Radio Kochi has also allowed the student community at St Teresa's College to participate in its programming. Merin V Robin, a student of the college, narrates her experience working at the station, "I have been able to learn so much during my time here be it voice modulation or content writing. I have also been able to come up with my own programme of English songs which will be airing this weekend. The radio would provide a platform for the students to participate in the process of creating audio content. I feel the radio is very approachable in this regard."
Dr Latha also spoke about the role that this project would play in uplifting young women in the community. to positions of power in the society. "The radio would be the perfect avenue for voicing women's voices. The radio would be an ideal tool for them to connect with society at large," she adds.
While the radio station would connect the people in and around the college together, it is important to understand the programmes that would emanate from it have a wider scope. Krishnakumar CK says, "We have identified twelve thematic areas on which we would focus our programmes. Some of them are coastal area management, climate change, empowerment of women and children and education."
It is production time at Radio Kochi 90FM | Pic: Albin Mathew
One of the particular areas of focus is that of knowledge dissemination. Krishnakumar adds, "We would be inviting people from various academic institutions from the state as well as beyond it to facilitate discussions on the different topics that academia puts forward." This will ensure scholarly discussions on contemporary issues.
Which will also lead to action on the ground. He talks about the importance of staying on guard with respect to climate change and disaster mitigation with special reference to the Kerala floods in 2018. "We need to equip the people with the basic knowhow of dealing with natural disaster situations before they even happen. We would produce talks with expert people to deal with such situations," he says.

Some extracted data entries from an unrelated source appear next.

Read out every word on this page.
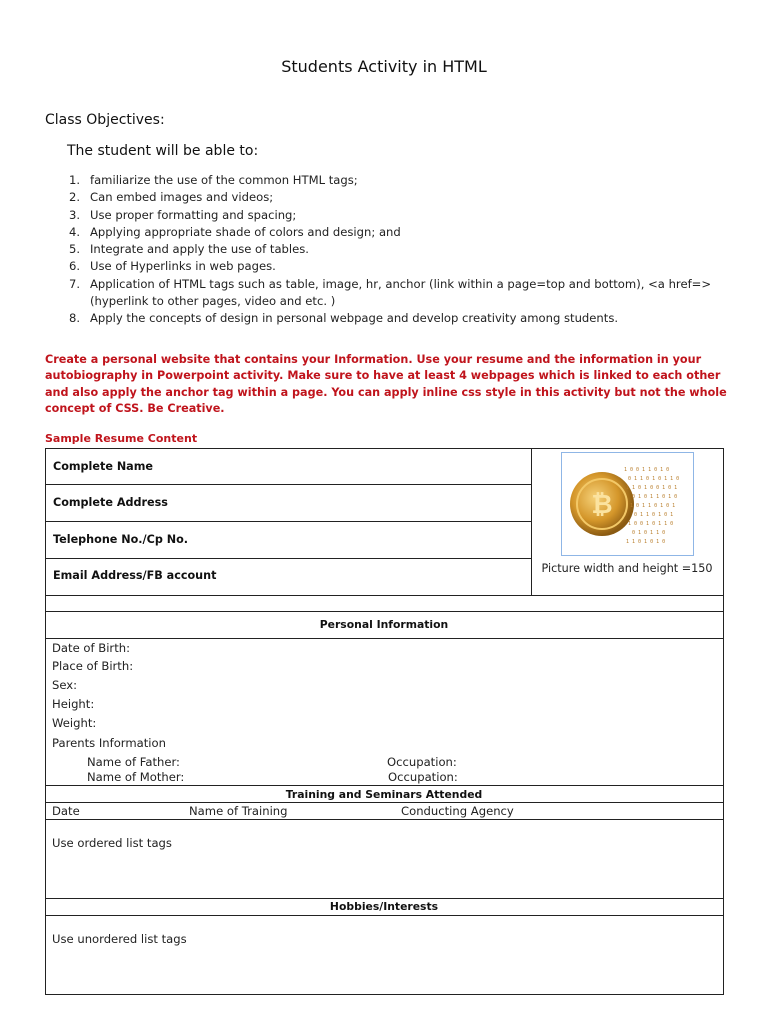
Students Activity in HTML
Class Objectives:
The student will be able to:
1. familiarize the use of the common HTML tags;
2. Can embed images and videos;
3. Use proper formatting and spacing;
4. Applying appropriate shade of colors and design; and
5. Integrate and apply the use of tables.
6. Use of Hyperlinks in web pages.
7. Application of HTML tags such as table, image, hr, anchor (link within a page=top and bottom), <a href=> (hyperlink to other pages, video and etc. )
8. Apply the concepts of design in personal webpage and develop creativity among students.
Create a personal website that contains your Information. Use your resume and the information in your autobiography in Powerpoint activity. Make sure to have at least 4 webpages which is linked to each other and also apply the anchor tag within a page. You can apply inline css style in this activity but not the whole concept of CSS. Be Creative.
Sample Resume Content
Complete Name
Complete Address
Telephone No./Cp No.
Email Address/FB account
₿
1 0 0 1 1 0 1 0
0 1 1 0 1 0 1 1 0
1 1 0 1 0 0 1 0 1
0 1 0 1 1 0 1 0
1 0 1 1 0 1 0 1
0 1 1 0 1 0 1
1 0 0 1 0 1 1 0
0 1 0 1 1 0
1 1 0 1 0 1 0
Picture width and height =150
Personal Information
Date of Birth:
Place of Birth:
Sex:
Height:
Weight:
Parents Information
Name of Father:	Occupation:
Name of Mother:	Occupation:
Training and Seminars Attended
Date	Name of Training	Conducting Agency
Use ordered list tags
Hobbies/Interests
Use unordered list tags
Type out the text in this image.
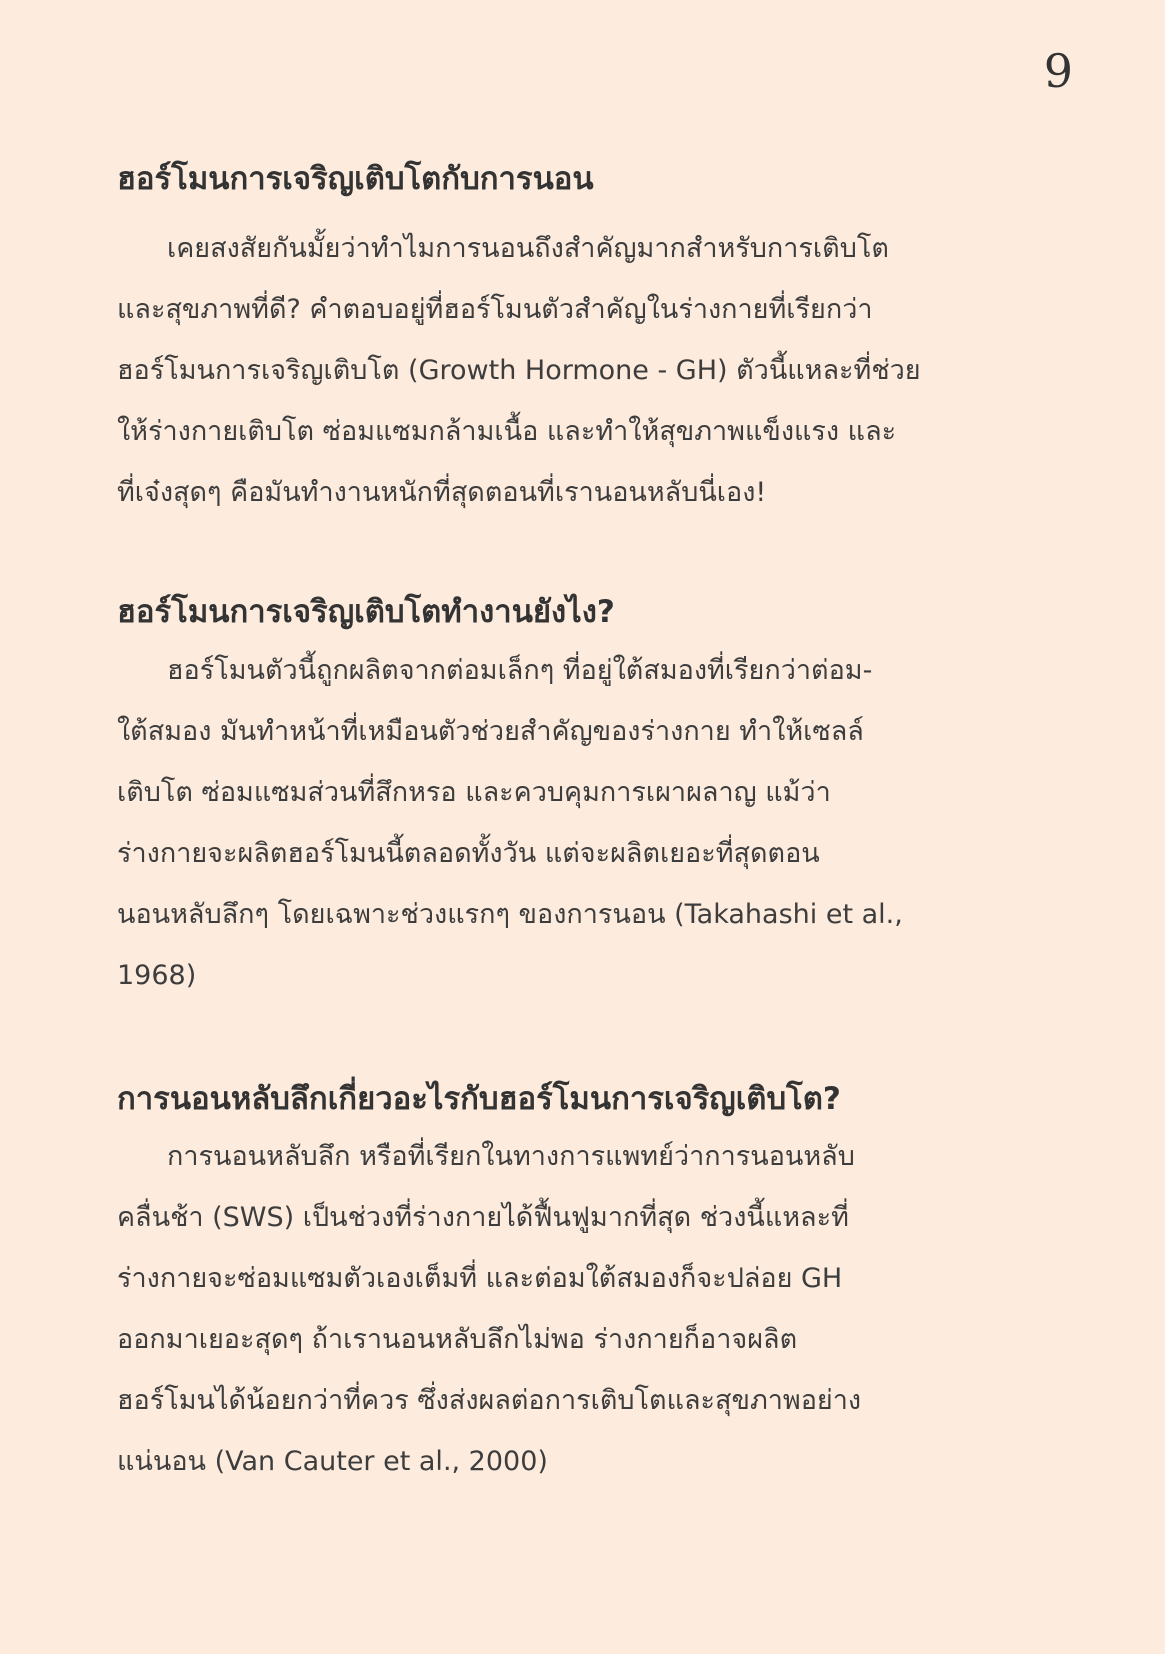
9
ฮอร์โมนการเจริญเติบโตกับการนอน

เคยสงสัยกันมั้ยว่าทำไมการนอนถึงสำคัญมากสำหรับการเติบโต
และสุขภาพที่ดี? คำตอบอยู่ที่ฮอร์โมนตัวสำคัญในร่างกายที่เรียกว่า
ฮอร์โมนการเจริญเติบโต (Growth Hormone - GH) ตัวนี้แหละที่ช่วย
ให้ร่างกายเติบโต ซ่อมแซมกล้ามเนื้อ และทำให้สุขภาพแข็งแรง และ
ที่เจ๋งสุดๆ คือมันทำงานหนักที่สุดตอนที่เรานอนหลับนี่เอง!

ฮอร์โมนการเจริญเติบโตทำงานยังไง?

ฮอร์โมนตัวนี้ถูกผลิตจากต่อมเล็กๆ ที่อยู่ใต้สมองที่เรียกว่าต่อม-
ใต้สมอง มันทำหน้าที่เหมือนตัวช่วยสำคัญของร่างกาย ทำให้เซลล์
เติบโต ซ่อมแซมส่วนที่สึกหรอ และควบคุมการเผาผลาญ แม้ว่า
ร่างกายจะผลิตฮอร์โมนนี้ตลอดทั้งวัน แต่จะผลิตเยอะที่สุดตอน
นอนหลับลึกๆ โดยเฉพาะช่วงแรกๆ ของการนอน (Takahashi et al.,
1968)

การนอนหลับลึกเกี่ยวอะไรกับฮอร์โมนการเจริญเติบโต?

การนอนหลับลึก หรือที่เรียกในทางการแพทย์ว่าการนอนหลับ
คลื่นช้า (SWS) เป็นช่วงที่ร่างกายได้ฟื้นฟูมากที่สุด ช่วงนี้แหละที่
ร่างกายจะซ่อมแซมตัวเองเต็มที่ และต่อมใต้สมองก็จะปล่อย GH
ออกมาเยอะสุดๆ ถ้าเรานอนหลับลึกไม่พอ ร่างกายก็อาจผลิต
ฮอร์โมนได้น้อยกว่าที่ควร ซึ่งส่งผลต่อการเติบโตและสุขภาพอย่าง
แน่นอน (Van Cauter et al., 2000)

The community radio station would also strive to be a facilitator of information from the grassroots level of the society to the concerned authorities, believes Krishnakumar. "We need to understand why the medium of choice for the Prime Minister is radio and not television or the newspaper. The radio is a dynamic tool which can be listened to even while doing some other act. As a community radio station, we would strive to make the public participatory in our programmes. We would invite the common folk to make use of our studio and create their own programmes."
Radio Kochi is also innovative due to the fact that it has its own mobile application through which any person in the world can listen in to the livestream of the radio programme at any point in time. "In this way we can equip any Malayali sitting in any part of the world with the same information," says Krishnakumar.
There is already a buzz about Radio Kochi. As Dr Latha efficiently puts it, "There are endless possibilities with Radio Kochi but we need to take one step at a time."